Apabila sudah memiliki akun di DJP online silakan ikuti langkah-langkah berikut untuk melakukan pelaporan SPT.

  1. Buka situs https://djponline.pajak.go.id
  2. Pada menu navigasi seleksi e-Filing SPT Pribadi kemudian klik untuk memulai mengisi SPT tahunan pribadi.
  3. Isikan Nomor NPWP pribadi dengan klik menu Pelaporan Baru.
  4. Di bagian pertanyaan jumlah pendapatan kotor, pilih kategori serasi dengan kondisi keuangan. Opsi terdiri dari lebih dari 60 juta, kurang sejak 60 juta, atau beta memiliki bisnis sendiri.

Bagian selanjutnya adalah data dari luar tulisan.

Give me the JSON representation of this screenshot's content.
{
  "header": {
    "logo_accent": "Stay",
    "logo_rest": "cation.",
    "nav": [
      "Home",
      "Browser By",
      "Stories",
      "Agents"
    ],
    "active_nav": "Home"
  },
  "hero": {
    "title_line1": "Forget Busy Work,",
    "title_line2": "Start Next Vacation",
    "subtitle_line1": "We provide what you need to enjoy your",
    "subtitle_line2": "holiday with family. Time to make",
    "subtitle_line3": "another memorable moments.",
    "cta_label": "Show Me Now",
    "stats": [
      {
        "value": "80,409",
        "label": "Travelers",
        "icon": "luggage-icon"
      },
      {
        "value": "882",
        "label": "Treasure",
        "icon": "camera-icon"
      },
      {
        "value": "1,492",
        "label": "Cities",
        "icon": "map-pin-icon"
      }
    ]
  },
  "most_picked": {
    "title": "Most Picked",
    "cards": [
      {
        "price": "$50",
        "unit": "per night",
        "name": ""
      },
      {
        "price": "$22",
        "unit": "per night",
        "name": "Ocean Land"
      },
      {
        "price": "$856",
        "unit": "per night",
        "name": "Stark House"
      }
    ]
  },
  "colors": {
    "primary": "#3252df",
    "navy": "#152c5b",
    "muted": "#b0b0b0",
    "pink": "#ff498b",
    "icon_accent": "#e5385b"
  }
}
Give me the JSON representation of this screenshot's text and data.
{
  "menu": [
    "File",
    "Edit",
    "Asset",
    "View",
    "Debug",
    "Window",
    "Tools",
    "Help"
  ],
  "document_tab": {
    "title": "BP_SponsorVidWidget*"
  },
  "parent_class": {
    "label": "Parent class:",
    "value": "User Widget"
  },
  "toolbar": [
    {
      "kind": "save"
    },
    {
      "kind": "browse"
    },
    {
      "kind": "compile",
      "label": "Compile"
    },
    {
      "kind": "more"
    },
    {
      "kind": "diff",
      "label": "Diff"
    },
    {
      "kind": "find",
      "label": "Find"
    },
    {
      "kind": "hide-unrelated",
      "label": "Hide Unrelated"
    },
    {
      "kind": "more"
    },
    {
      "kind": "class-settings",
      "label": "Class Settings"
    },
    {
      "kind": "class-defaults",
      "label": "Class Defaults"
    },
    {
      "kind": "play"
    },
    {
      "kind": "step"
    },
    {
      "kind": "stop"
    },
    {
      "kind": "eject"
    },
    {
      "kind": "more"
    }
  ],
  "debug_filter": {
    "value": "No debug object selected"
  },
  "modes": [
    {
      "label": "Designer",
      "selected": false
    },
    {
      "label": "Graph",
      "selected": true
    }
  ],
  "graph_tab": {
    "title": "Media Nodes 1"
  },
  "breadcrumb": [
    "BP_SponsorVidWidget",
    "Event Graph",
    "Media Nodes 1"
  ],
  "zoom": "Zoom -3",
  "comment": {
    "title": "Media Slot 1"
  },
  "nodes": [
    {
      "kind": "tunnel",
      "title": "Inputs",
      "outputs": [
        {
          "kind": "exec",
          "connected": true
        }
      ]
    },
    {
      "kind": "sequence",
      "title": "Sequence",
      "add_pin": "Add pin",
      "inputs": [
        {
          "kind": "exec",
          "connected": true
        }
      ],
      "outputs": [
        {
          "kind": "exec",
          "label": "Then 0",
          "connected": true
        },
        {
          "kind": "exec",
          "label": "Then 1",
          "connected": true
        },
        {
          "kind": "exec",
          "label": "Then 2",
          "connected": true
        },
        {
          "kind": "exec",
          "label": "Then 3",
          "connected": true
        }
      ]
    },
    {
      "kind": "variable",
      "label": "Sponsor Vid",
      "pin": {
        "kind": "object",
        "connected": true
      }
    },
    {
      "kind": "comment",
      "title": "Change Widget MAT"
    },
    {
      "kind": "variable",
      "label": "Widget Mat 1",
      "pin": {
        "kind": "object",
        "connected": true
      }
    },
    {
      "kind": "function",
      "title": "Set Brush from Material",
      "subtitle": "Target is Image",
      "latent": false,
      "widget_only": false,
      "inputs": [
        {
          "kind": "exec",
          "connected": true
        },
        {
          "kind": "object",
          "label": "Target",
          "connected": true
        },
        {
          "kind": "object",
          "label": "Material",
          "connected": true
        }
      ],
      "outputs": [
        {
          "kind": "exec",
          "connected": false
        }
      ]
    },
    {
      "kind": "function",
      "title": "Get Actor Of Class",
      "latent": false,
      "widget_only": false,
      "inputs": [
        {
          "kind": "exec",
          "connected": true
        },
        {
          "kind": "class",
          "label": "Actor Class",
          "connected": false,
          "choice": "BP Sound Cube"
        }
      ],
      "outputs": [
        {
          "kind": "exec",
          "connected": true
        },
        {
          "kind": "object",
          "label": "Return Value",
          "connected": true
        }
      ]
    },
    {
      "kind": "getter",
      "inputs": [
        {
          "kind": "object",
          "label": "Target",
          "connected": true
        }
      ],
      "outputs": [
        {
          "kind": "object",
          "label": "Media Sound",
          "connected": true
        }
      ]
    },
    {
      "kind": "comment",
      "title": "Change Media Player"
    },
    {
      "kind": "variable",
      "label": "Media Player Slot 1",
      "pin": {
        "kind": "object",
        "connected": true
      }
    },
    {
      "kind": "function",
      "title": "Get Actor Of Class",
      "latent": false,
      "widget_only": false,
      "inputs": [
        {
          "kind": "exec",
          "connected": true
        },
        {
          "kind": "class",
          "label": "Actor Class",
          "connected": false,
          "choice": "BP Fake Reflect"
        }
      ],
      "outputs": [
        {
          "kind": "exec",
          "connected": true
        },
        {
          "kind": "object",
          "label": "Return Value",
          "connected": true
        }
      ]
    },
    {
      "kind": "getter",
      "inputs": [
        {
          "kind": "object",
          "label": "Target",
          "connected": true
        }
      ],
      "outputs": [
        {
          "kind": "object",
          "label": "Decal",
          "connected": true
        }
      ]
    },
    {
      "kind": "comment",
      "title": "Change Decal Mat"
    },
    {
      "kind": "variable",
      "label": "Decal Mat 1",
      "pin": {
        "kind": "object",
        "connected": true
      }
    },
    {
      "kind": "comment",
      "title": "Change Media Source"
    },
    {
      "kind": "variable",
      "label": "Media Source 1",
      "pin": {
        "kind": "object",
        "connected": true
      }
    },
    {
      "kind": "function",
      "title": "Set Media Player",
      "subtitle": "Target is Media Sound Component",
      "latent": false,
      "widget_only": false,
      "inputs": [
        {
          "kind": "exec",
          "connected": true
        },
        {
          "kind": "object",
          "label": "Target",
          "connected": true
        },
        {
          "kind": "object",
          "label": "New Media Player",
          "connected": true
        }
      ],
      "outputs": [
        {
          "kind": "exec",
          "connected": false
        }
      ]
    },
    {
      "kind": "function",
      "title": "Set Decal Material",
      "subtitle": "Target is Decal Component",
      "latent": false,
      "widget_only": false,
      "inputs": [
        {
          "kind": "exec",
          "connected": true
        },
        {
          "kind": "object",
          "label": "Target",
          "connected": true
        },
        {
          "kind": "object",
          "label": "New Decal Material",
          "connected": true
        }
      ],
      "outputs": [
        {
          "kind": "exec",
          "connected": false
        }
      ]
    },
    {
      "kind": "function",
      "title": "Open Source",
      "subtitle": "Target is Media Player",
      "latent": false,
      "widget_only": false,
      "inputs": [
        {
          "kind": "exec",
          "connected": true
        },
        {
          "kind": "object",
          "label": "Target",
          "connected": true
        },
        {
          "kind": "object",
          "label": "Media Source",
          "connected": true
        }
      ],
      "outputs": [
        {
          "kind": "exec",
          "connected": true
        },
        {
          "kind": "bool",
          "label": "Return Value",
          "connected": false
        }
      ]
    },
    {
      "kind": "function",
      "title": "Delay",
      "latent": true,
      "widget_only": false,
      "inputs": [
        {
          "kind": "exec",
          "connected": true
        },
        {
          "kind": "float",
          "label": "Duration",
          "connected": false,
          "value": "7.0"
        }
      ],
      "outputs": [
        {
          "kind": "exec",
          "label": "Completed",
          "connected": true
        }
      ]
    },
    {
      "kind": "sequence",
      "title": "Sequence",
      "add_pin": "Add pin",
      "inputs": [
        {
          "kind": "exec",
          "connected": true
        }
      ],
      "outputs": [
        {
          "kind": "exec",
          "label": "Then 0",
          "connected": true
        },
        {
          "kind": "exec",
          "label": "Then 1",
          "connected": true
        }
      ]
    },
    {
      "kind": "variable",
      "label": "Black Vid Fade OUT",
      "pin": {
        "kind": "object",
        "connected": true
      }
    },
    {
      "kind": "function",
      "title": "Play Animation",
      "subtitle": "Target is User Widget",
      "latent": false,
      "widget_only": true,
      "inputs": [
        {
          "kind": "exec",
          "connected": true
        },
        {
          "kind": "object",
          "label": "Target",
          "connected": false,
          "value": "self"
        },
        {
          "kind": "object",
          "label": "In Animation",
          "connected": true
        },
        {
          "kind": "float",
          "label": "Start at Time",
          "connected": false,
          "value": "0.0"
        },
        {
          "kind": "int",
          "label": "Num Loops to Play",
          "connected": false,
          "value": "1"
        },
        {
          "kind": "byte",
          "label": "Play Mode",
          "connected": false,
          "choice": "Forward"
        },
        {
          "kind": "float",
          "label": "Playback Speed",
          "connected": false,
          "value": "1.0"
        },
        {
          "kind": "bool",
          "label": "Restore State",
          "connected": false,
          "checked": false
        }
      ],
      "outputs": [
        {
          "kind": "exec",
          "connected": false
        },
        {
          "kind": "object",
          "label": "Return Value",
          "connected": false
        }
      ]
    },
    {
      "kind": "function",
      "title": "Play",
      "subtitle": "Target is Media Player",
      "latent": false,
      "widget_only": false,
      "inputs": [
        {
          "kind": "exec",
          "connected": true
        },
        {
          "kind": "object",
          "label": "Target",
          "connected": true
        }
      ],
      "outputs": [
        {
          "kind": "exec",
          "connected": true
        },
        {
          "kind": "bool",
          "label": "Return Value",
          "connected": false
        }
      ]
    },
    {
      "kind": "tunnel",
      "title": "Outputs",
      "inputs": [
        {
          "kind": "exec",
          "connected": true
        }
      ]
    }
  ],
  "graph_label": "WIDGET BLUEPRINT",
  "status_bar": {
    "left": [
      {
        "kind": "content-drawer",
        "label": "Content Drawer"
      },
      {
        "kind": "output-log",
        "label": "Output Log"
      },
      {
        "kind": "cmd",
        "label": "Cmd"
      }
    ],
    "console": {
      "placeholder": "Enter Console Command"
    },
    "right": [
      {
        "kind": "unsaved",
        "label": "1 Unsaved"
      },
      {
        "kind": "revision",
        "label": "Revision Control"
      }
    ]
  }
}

    Jika penghasilan kurang dari Rp 60 juta per tahun maka jenis SPT yang digunakan buat pelaporan adalah 1770SS untuk pegawai/karyawan dan 1770 untuk bukan pegawai. Sementara kalau penghasilan lebih dari Rp60 juta maka jenis SPT yang digunakan adalah 1770S untuk pegawai/karyawan dan 1170 untuk bukan pegawai.  
  5. Lengkapi uraian data pribadi seperti macam kelamin dan status pernikahan.
  6. Lengkapi detail data anggota keluarga untuk yang sudah menikah atau memiliki tanggungan.
  7. Isi detail pajak secara klik Tambah Form 1721 A1 atau A1 kemudian isikan detail penghasilan bruto, pengurangan penghasilan, dan informasi potong pajak dari pihak lain.
  8. Muatan informasi tambahan jika tersedia seperti penghasilan yang tak termasuk objek pajak atau hutang. Jika tidak tersedia bisa dilewati.
  9. Lakukan e-Filling untuk pajak pribadi. Bila jumlah retribusi yang harus dibayarkan nihil, maka langsung isikan bagian EFIN dan klik Menyimpan kemudian klik Lapor. Tetapi jika status pajak merupakan Kurang Bayar maka jalan selanjutnya adalah mendapatkan ID Billing dengan klik Dapatkan ID Billing Anda.
  10. ID Billing mau menampilkan jumlah kekurangan pembalasan. Lakukan pembayaran ke rekening kas negara melalui bank atau ATM. Kemudian dapatkan Nomor Transaksi Penerimaan Negeri (NTPN). Masukkan nomor itu di kolom NTPN buat pada akhir mengisi SPT tahunan.  

Seperti itulah jalan lapor SPT via daring melalui situs DJP online. Mudah bukan? Yuk segera lapor pajak tahunan kalian.